ですからI couldn’t speak English.と言っても、「私は英語が話せないかもしれない」や「話せなかったかもしれない」という意味にはならず、「話せなかった」という単純過去の意味になります。
couldn’tが仮定法の意味になるのは、とても限られた、例えば次の文脈を思いつきます。
How are you today? (調子はどう?)
Couldn’t be better. (最高だね=これより良くなることなんてないくらいだよ。)
couldn’tを仮定法の意味で使う文脈は、これくらいかな、と思います。
そんなことを、学生へ話していたら、学生は「あー、確かに」と納得した様子でした。
英語は言葉ですから、人が便利に作っている。
人が使う状況を少し考えてみると、色々なことが見えてきます。
英語は「勉強すべき教科」ととらえて頭が固くなってしまうと、行き詰まってしまうことがあります。

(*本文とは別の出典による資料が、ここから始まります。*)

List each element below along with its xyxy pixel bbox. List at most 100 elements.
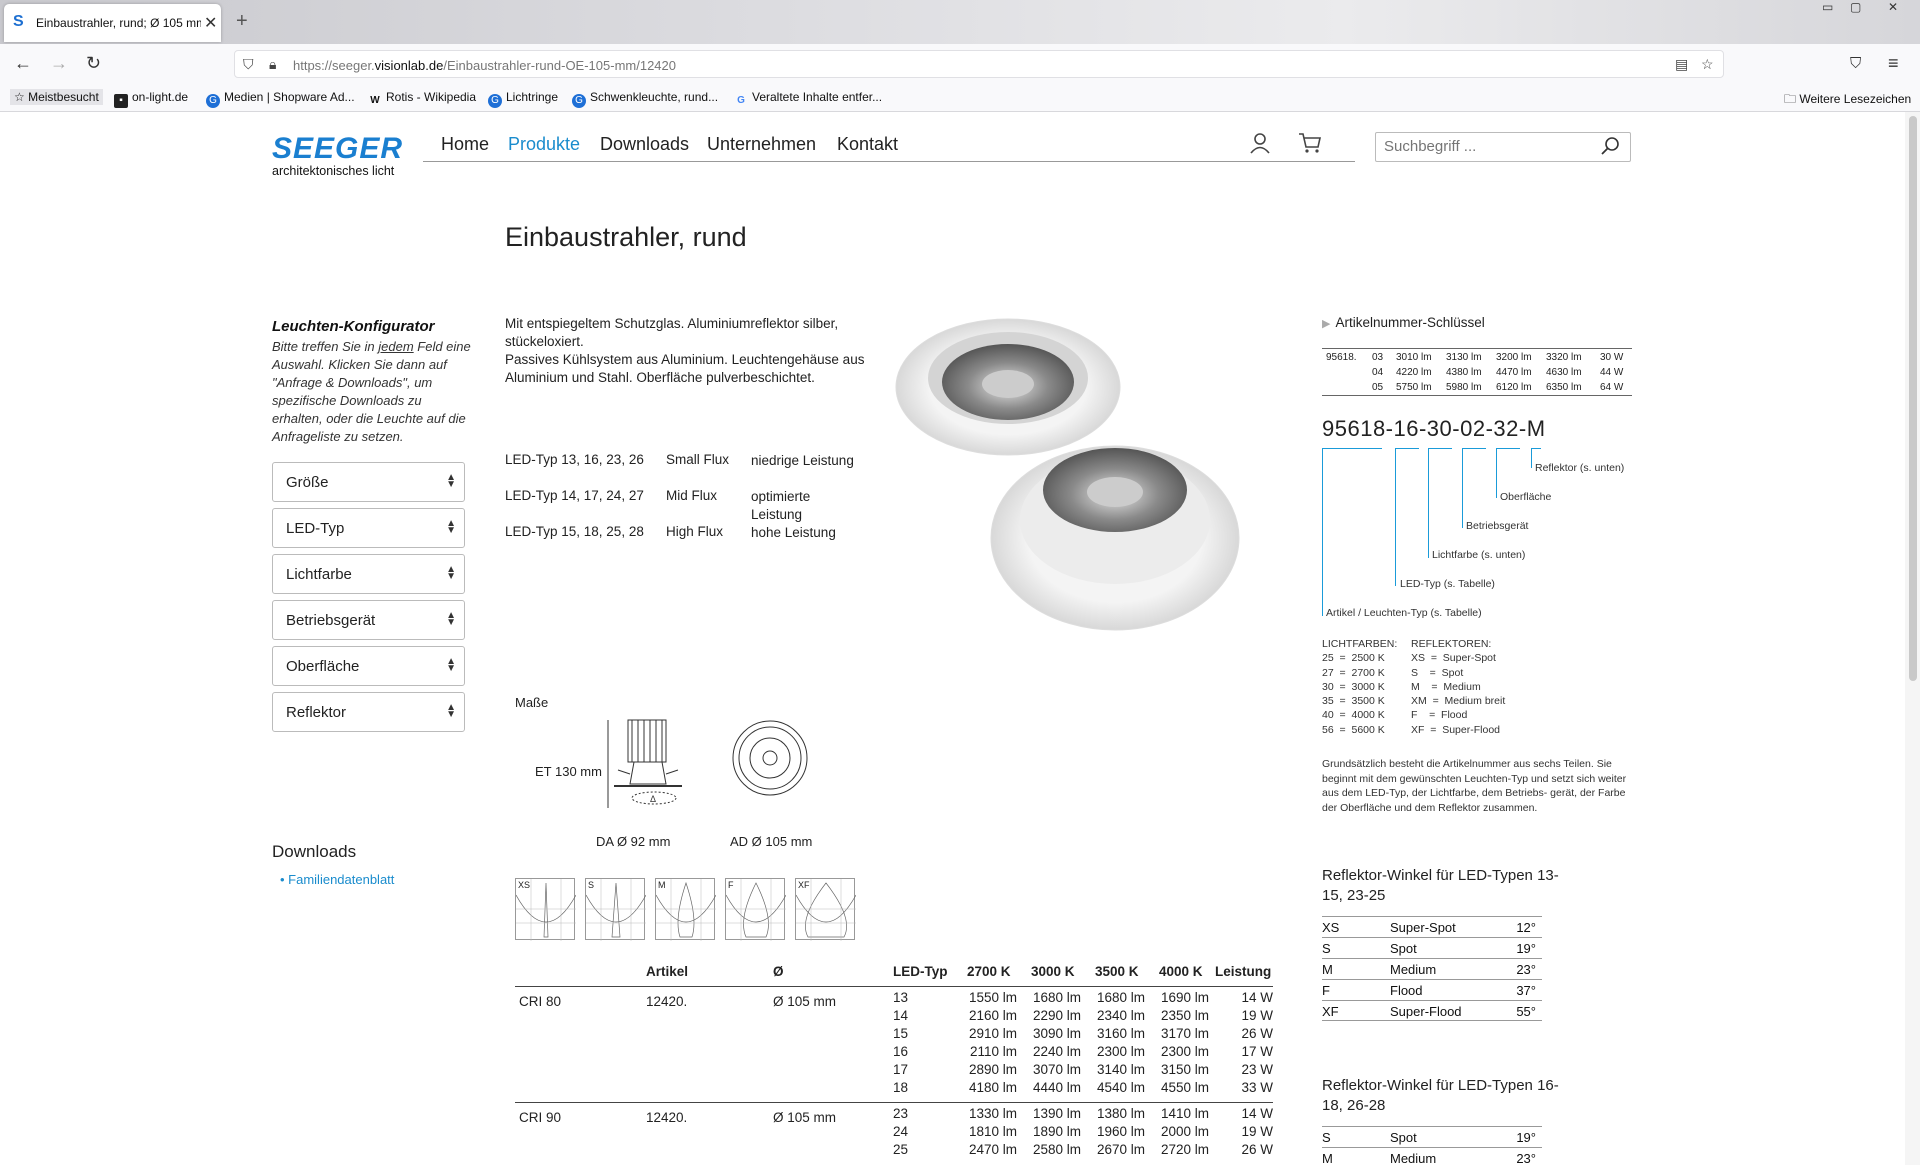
bookmark-on-light[interactable]: ▪ on-light.de	[114, 90, 188, 108]
nav-produkte[interactable]: Produkte	[508, 134, 580, 155]
bookmark-shopware[interactable]: G Medien | Shopware Ad...	[206, 90, 355, 108]
back-icon[interactable]: ←	[14, 53, 32, 74]
winkel-name: Super-Flood	[1390, 1004, 1462, 1019]
pocket-icon[interactable]: ⛉	[1850, 55, 1861, 72]
key-line	[1395, 448, 1419, 449]
seeger-logo[interactable]: SEEGER architektonisches licht	[272, 134, 402, 179]
nav-unternehmen[interactable]: Unternehmen	[707, 134, 816, 155]
winkel-code: S	[1322, 941, 1331, 956]
key-table-cell: 4220 lm	[1396, 367, 1432, 378]
reflector-xf-icon: XF	[795, 878, 857, 941]
close-window-icon[interactable]: ✕	[1888, 0, 1898, 18]
download-familiendatenblatt[interactable]: • Familiendatenblatt	[280, 872, 394, 887]
table-cell: 26 W	[1241, 1026, 1273, 1041]
bookmark-wikipedia[interactable]: W Rotis - Wikipedia	[368, 90, 476, 108]
url-bar[interactable]: ⛉ 🔒︎ https://seeger.visionlab.de/Einbaus…	[234, 50, 1724, 78]
bookmark-star-icon[interactable]: ☆	[1701, 56, 1714, 73]
winkel-row: S Spot 19°	[1322, 937, 1542, 958]
shield-icon[interactable]: ⛉	[243, 56, 254, 73]
winkel-angle: 19°	[1516, 941, 1536, 956]
table-cell: 2300 lm	[1096, 1044, 1145, 1059]
reflector-f-icon: F	[725, 878, 787, 941]
key-table-cell: 5980 lm	[1446, 382, 1482, 393]
bookmark-weitere[interactable]: 🗀︎ Weitere Lesezeichen	[1784, 90, 1911, 111]
scrollbar-thumb[interactable]	[1909, 116, 1917, 681]
key-table-cell: 3130 lm	[1446, 352, 1482, 363]
table-cell: 14 W	[1241, 990, 1273, 1005]
table-cell: 4180 lm	[968, 1080, 1017, 1095]
page-scrollbar[interactable]	[1905, 112, 1920, 1165]
table-led-typ: 17	[893, 1062, 909, 1077]
maximize-icon[interactable]: ▢	[1850, 0, 1861, 18]
bookmark-schwenkleuchte[interactable]: G Schwenkleuchte, rund...	[572, 90, 718, 108]
winkel-code: M	[1322, 962, 1333, 977]
table-cell: 2160 lm	[968, 1008, 1017, 1023]
key-line	[1322, 448, 1323, 616]
winkel-row: F Flood 37°	[1322, 979, 1542, 1000]
key-table-cell: 4380 lm	[1446, 367, 1482, 378]
key-table-cell: 6120 lm	[1496, 382, 1532, 393]
winkel-row: M Medium 23°	[1322, 1147, 1542, 1165]
artikel-key-title[interactable]: ▶ Artikelnummer-Schlüssel	[1322, 315, 1632, 330]
search-input[interactable]	[1384, 138, 1594, 155]
masse-title: Maße	[515, 695, 549, 710]
new-tab-icon[interactable]: +	[236, 10, 248, 33]
bookmark-lichtringe[interactable]: G Lichtringe	[488, 90, 558, 108]
select-led-typ[interactable]: LED-Typ ▲ ▼	[272, 508, 465, 548]
downloads-section: Downloads • Familiendatenblatt	[272, 842, 394, 887]
forward-icon[interactable]: →	[50, 53, 68, 74]
table-cell: 2110 lm	[969, 1044, 1017, 1059]
lichtfarbe-item: 56 = 5600 K	[1322, 723, 1385, 736]
bookmark-meistbesucht[interactable]: ☆ Meistbesucht	[10, 89, 103, 105]
select-arrow-icon: ▲ ▼	[446, 610, 456, 628]
table-cell: 1330 lm	[968, 1106, 1017, 1121]
lock-icon[interactable]: 🔒︎	[269, 56, 276, 73]
winkel-angle: 12°	[1516, 920, 1536, 935]
key-line	[1322, 448, 1382, 449]
table-cell: 2580 lm	[1032, 1142, 1081, 1157]
select-oberflaeche[interactable]: Oberfläche ▲ ▼	[272, 646, 465, 686]
reflector-m-icon: M	[655, 878, 717, 941]
table-cell: 2910 lm	[968, 1026, 1017, 1041]
tab-strip: S Einbaustrahler, rund; Ø 105 mm ✕ + ▭ ▢…	[0, 0, 1920, 44]
th-led-typ: LED-Typ	[893, 964, 948, 979]
navigation-bar: ← → ↻ ⛉ 🔒︎ https://seeger.visionlab.de/E…	[0, 44, 1920, 84]
nav-kontakt[interactable]: Kontakt	[837, 134, 898, 155]
search-icon[interactable]	[1600, 136, 1620, 161]
table-cell: 33 W	[1241, 1080, 1273, 1095]
winkel-name: Flood	[1390, 983, 1423, 998]
page-title: Einbaustrahler, rund	[505, 222, 747, 252]
winkel-title-2: Reflektor-Winkel für LED-Typen 16-18, 26…	[1322, 1077, 1559, 1114]
select-groesse[interactable]: Größe ▲ ▼	[272, 462, 465, 502]
select-lichtfarbe[interactable]: Lichtfarbe ▲ ▼	[272, 554, 465, 594]
lichtfarbe-item: 27 = 2700 K	[1322, 666, 1385, 679]
active-tab[interactable]: S Einbaustrahler, rund; Ø 105 mm ✕	[4, 4, 221, 42]
winkel-code: XF	[1322, 1004, 1339, 1019]
key-table-cell: 44 W	[1600, 367, 1624, 378]
select-reflektor[interactable]: Reflektor ▲ ▼	[272, 692, 465, 732]
key-line	[1428, 448, 1429, 558]
reader-view-icon[interactable]: ▤	[1675, 56, 1688, 73]
url-text[interactable]: https://seeger.visionlab.de/Einbaustrahl…	[293, 58, 676, 73]
reflektor-item: XF = Super-Flood	[1411, 723, 1500, 736]
select-arrow-icon: ▲ ▼	[446, 702, 456, 720]
reflektor-item: F = Flood	[1411, 709, 1468, 722]
th-artikel: Artikel	[646, 964, 689, 979]
user-icon[interactable]	[1250, 132, 1270, 160]
nav-home[interactable]: Home	[441, 134, 489, 155]
reload-icon[interactable]: ↻	[86, 53, 101, 74]
table-cell: 1410 lm	[1160, 1106, 1209, 1121]
key-label-lichtfarbe: Lichtfarbe (s. unten)	[1432, 549, 1526, 561]
menu-icon[interactable]: ≡	[1888, 53, 1899, 74]
nav-downloads[interactable]: Downloads	[600, 134, 689, 155]
table-cell: 2670 lm	[1096, 1142, 1145, 1157]
close-tab-icon[interactable]: ✕	[204, 13, 217, 33]
key-table-cell: 4630 lm	[1546, 367, 1582, 378]
bookmark-veraltete[interactable]: G Veraltete Inhalte entfer...	[734, 90, 882, 108]
winkel-row: XS Super-Spot 12°	[1322, 916, 1542, 937]
key-table-cell: 04	[1372, 367, 1384, 378]
minimize-icon[interactable]: ▭	[1822, 0, 1833, 18]
cart-icon[interactable]	[1298, 132, 1322, 160]
site-favicon-icon: S	[13, 13, 24, 30]
select-betriebsgeraet[interactable]: Betriebsgerät ▲ ▼	[272, 600, 465, 640]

すべての表現が同じように説明できるわけではない。それぞれの単語が異なる意味を表すので、扱いも変わるのです。
似たような話をもう一つ。
「できない」を表すcannotとcan not。
can notは強意、と辞書にあります。
cannot は普通の表現です。
人にが「それはできない!」と言わなければいけない状況は多くあるでしょうから、cannotという自然なトーンの表現と、can notでnotを強調する表現の二種に分かれたのでしょう。
I cannot take this job.(この仕事、無理です)
I can not take this job.(この仕事、私には絶対無理です)
一方、mayの場合にnotを強調する表現は特に無いので、maynot と may notの2つの表現は必要がない。ですからmaynotは存在しないのです。
ところがmaybeは存在しています。「may be(~かもね)」という文脈が人の生活において多くあるためです。
canbe(なりえるだろうね)という表現は無いのに。
そんなことを考えるとき、言葉を理解することは楽しいな、と感じます。
翻訳文の英語を扱うときも、同様のことをいつも考えています。
なぜこの単語はOKなのに、この単語はダメと感じるのか。自分が持つ違和感はどこからくるのか、それらを自分なりに分析しながら、表現を選んでいます。
気がつくと固くなる頭を意識的に柔らかくして、物事の本質を捉えること。
難しいけれど、仕事をする上で大切と考えています。